The move to a late stage of the cycle is leading to a tightening in liquidity and financial conditions and to potentially more frequent episodes of volatility spikes, such as the one experienced in February. Market swings in 2018 have been the result of this new, less complacent and less directional market, which we expect will continue.
In 2018, investors have so far been more cautious on European equities. In fact, while valuations remain relatively compelling, multiple political risks weigh on the appetite for this asset class. In the short term, a series of events will continue to create noise on European assets: country-specific political deadlines, the continuation of trade disputes at least until the US mid-term elections in November, the starting of the campaign for the 2019 European parliament elections and the Brexit negotiations.
With the uncertainty led by this news flow, we believe that European equities are starting to offer pockets of opportunities, especially for stock picking investors.
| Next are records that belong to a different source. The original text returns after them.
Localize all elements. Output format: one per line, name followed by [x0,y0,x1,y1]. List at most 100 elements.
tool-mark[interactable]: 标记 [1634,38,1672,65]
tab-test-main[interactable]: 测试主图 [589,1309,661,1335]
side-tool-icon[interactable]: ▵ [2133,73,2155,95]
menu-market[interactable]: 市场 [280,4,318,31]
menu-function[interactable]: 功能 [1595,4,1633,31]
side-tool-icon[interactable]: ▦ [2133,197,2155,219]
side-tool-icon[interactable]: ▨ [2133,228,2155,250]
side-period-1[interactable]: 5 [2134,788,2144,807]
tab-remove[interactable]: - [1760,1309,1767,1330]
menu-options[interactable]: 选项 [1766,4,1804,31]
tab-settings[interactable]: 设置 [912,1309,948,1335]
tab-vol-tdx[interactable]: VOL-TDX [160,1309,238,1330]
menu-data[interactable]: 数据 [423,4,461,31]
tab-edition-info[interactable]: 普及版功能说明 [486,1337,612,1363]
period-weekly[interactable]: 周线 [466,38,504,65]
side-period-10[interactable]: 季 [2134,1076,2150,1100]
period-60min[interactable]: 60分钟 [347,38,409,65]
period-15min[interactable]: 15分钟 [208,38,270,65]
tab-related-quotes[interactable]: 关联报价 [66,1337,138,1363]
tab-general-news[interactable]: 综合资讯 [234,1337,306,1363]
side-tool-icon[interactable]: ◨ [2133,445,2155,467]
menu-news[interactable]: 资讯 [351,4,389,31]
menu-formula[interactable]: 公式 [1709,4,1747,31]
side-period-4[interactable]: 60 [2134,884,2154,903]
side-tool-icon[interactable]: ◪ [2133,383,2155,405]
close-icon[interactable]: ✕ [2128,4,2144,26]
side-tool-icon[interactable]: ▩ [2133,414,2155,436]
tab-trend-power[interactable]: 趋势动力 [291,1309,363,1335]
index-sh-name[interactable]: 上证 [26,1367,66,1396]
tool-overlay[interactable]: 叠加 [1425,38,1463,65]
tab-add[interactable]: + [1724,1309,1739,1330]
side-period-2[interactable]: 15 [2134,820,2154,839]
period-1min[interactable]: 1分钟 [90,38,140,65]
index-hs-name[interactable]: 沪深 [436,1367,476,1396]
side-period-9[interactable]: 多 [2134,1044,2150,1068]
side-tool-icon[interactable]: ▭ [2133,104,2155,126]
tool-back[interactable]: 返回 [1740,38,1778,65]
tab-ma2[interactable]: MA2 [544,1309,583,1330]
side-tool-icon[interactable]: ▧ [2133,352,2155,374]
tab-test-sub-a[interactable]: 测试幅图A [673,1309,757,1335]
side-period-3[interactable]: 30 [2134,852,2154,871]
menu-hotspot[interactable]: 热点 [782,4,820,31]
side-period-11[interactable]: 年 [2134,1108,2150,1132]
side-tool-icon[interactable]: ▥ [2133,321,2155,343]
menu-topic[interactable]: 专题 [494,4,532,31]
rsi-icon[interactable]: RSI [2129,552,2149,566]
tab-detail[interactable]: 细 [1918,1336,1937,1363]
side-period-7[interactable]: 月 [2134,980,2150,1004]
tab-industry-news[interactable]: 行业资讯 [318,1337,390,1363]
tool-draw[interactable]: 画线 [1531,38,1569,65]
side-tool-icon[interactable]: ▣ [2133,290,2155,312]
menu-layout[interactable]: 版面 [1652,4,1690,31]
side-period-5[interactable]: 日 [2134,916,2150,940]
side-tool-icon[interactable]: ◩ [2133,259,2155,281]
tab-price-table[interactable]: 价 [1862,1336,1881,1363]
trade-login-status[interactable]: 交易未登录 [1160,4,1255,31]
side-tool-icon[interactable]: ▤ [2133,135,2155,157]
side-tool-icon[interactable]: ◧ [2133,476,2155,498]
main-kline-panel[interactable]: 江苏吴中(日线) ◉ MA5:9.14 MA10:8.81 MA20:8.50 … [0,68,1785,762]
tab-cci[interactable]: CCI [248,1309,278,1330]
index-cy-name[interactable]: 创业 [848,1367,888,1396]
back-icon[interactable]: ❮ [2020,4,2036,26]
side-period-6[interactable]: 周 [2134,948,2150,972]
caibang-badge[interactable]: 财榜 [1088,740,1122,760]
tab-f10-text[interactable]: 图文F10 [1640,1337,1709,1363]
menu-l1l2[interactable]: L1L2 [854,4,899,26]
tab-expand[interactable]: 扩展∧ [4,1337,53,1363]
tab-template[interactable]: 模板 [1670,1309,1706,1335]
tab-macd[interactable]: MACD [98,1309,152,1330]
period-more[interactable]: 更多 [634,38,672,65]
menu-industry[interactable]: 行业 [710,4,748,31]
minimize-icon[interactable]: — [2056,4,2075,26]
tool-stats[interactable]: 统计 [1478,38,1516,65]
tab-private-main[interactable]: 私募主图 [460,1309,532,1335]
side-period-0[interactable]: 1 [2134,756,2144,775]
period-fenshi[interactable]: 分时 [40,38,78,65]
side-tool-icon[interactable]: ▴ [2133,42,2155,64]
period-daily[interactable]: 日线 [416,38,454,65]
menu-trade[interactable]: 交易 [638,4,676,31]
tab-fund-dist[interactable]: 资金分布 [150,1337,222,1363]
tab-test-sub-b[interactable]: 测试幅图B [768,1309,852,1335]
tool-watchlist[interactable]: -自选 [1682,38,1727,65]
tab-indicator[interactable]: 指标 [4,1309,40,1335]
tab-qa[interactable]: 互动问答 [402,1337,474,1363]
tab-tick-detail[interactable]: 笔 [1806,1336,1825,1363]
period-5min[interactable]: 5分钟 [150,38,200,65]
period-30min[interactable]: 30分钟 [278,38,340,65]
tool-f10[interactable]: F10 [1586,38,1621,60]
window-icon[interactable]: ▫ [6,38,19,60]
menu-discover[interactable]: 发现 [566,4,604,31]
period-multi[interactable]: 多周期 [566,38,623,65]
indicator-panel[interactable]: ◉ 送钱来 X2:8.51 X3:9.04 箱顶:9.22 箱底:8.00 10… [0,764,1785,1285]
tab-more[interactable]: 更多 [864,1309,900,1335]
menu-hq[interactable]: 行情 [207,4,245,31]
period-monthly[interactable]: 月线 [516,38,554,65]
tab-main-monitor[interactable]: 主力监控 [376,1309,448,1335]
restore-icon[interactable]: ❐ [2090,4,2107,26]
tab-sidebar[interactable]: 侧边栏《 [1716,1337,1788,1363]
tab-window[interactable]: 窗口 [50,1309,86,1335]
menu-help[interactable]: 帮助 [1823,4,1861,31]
We think that 2019 could mark a comeback to this asset class as global investors reassess the equity opportunities in the markets, with a stronger focus on the quality of companies, diversification of their portfolios and avoiding crowded and overvalued areas. When this occurs, we think that a focus on quality companies that are able to deliver sustainable earnings growth in the future and that are trading at discount levels will be key to exploring market opportunities in Europe.
In our view, the most likely global scenario for the next 12 months is consistent with still-above-potential economic growth, but with it probably peaking and being exposed to vulnerabilities (protectionism and geopolitical risks). With this backdrop, the outlook continues to be positive for earnings globally and in Europe, but with a more balanced growth profile among sectors expected for 2019, hence calling for an increased focus on stock selection within sectors. Looking at valuations, Europe looks relatively attractive – with the price/earnings ratio of MSCI Europe falling well below the 20-year average after a volatile first half of the year.
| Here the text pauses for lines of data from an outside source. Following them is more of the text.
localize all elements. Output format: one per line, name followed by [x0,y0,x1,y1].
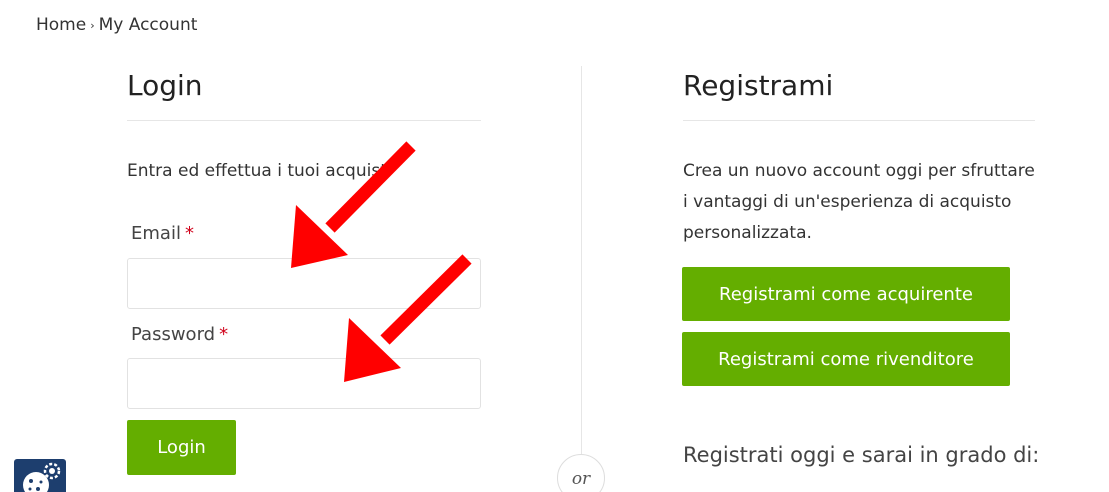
breadcrumb-separator: › [90,19,95,32]
or-divider-badge: or [557,454,605,492]
breadcrumb: Home › My Account [36,15,197,35]
register-reseller-button[interactable]: Registrami come rivenditore [682,332,1010,386]
password-label-text: Password [131,324,216,345]
or-label: or [571,469,591,489]
login-title: Login [127,69,203,102]
password-field[interactable] [127,358,481,409]
register-title: Registrami [683,69,834,102]
login-title-divider [127,120,481,121]
email-field[interactable] [127,258,481,309]
login-button[interactable]: Login [127,420,236,475]
register-title-divider [683,120,1035,121]
register-buyer-button[interactable]: Registrami come acquirente [682,267,1010,321]
email-label: Email * [131,223,194,244]
register-intro: Crea un nuovo account oggi per sfruttare… [683,161,1035,243]
breadcrumb-current: My Account [98,15,198,35]
password-required-mark: * [219,324,229,345]
breadcrumb-home-link[interactable]: Home [36,15,86,35]
login-intro: Entra ed effettua i tuoi acquisti [127,161,392,181]
email-label-text: Email [131,223,181,244]
column-divider [581,66,582,454]
cookie-gear-icon [23,462,61,492]
cookie-settings-button[interactable] [14,459,66,492]
register-benefits-heading: Registrati oggi e sarai in grado di: [683,443,1040,467]
email-required-mark: * [184,223,194,244]
password-label: Password * [131,324,228,345]
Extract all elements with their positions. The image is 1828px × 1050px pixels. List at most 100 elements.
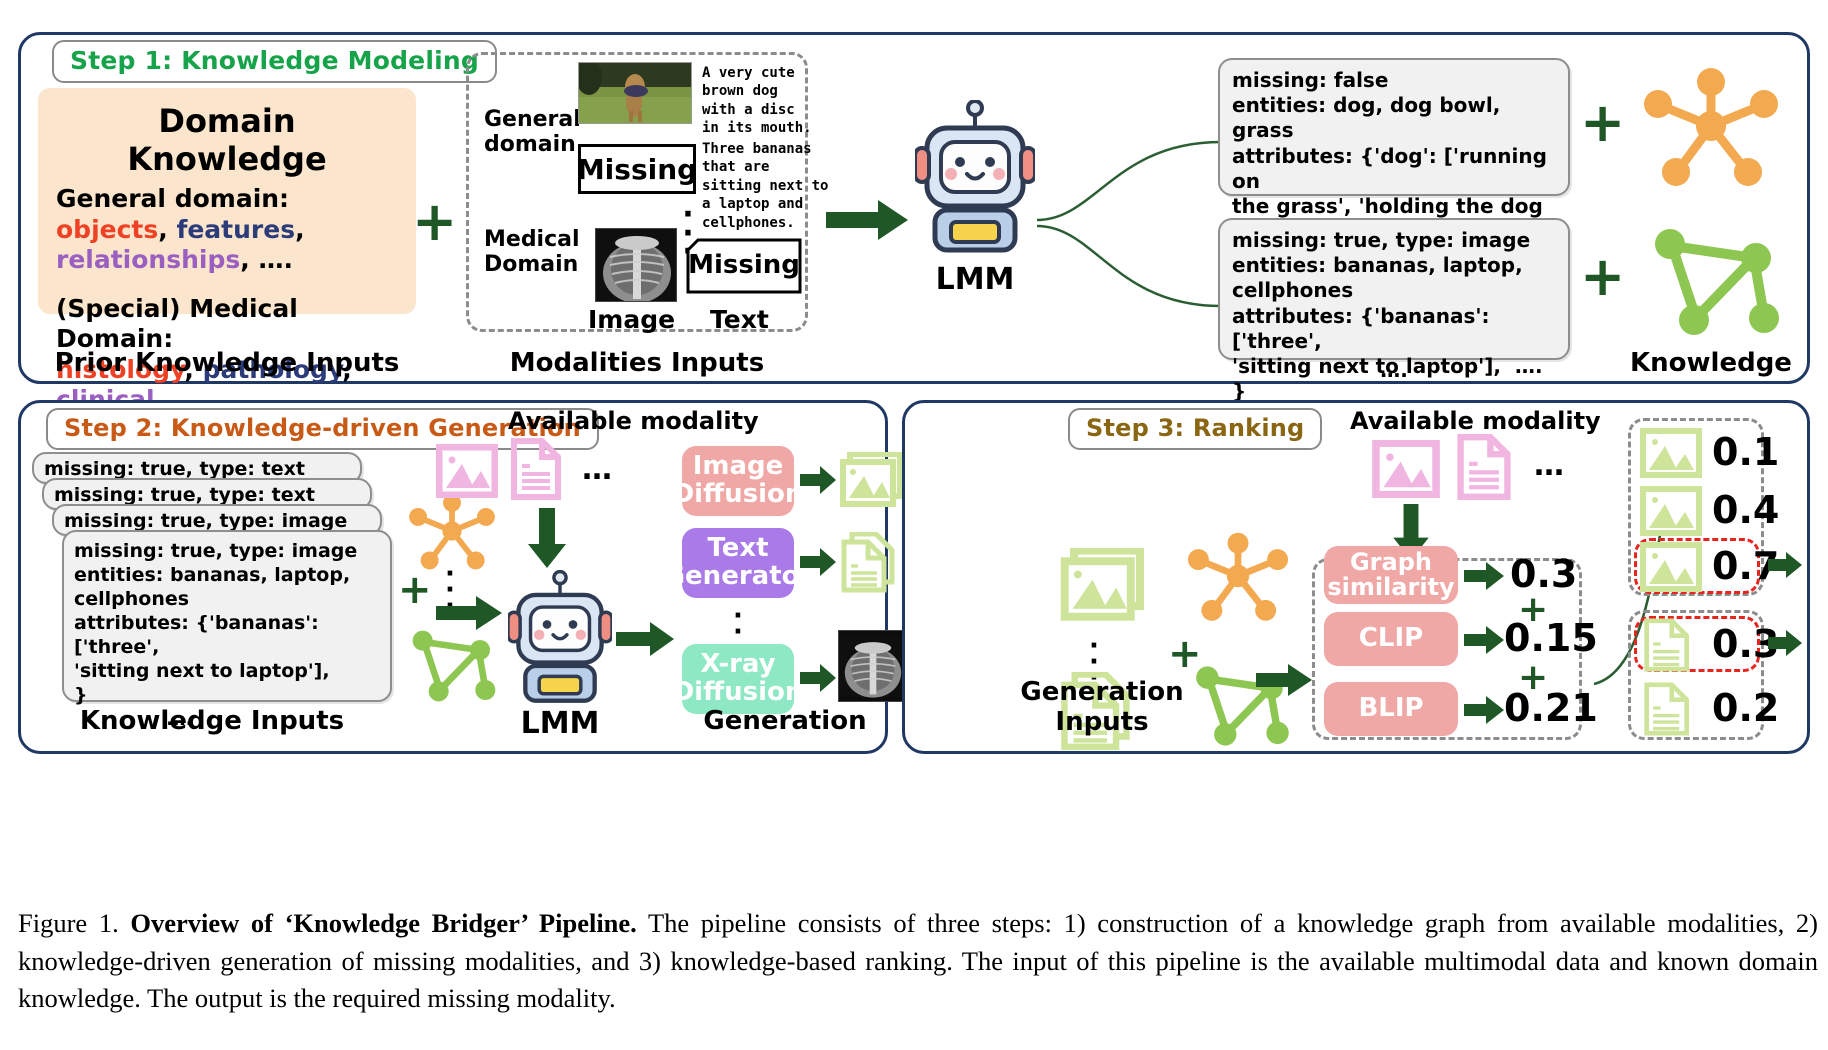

Key variables to watch in stock picking in Europe will be the currency dynamics and the interest rate outlook. On currency, even if fundamentals continue to support the appreciation of the Euro on a 12-month basis, significant short-term uncertainties remain in place. While the shorter-term volatility in the currency may affect certain names and sectors (such as exporters), we see the underlying economic strength outweighing any currency volatility. The interest rate outlook, with the ECB gradually exiting the ultra-accommodative monetary policy, could benefit value themes and the financial sector, a key sector in Europe. Here selection remains paramount as the sector is undergoing a profound transformation driven by increased regulation.
With still significant dispersion among stocks in Europe, investors should consider embracing an active bottom-up stock picking approach to identify the companies that are better positioned to deliver sustainable earnings growth in this environment. A focus on healthy balance sheets and clear and sustainable business models, plus putting in place appropriate
margins of safety while focusing on attractive valuations, will be key to investing in European equity markets going forward.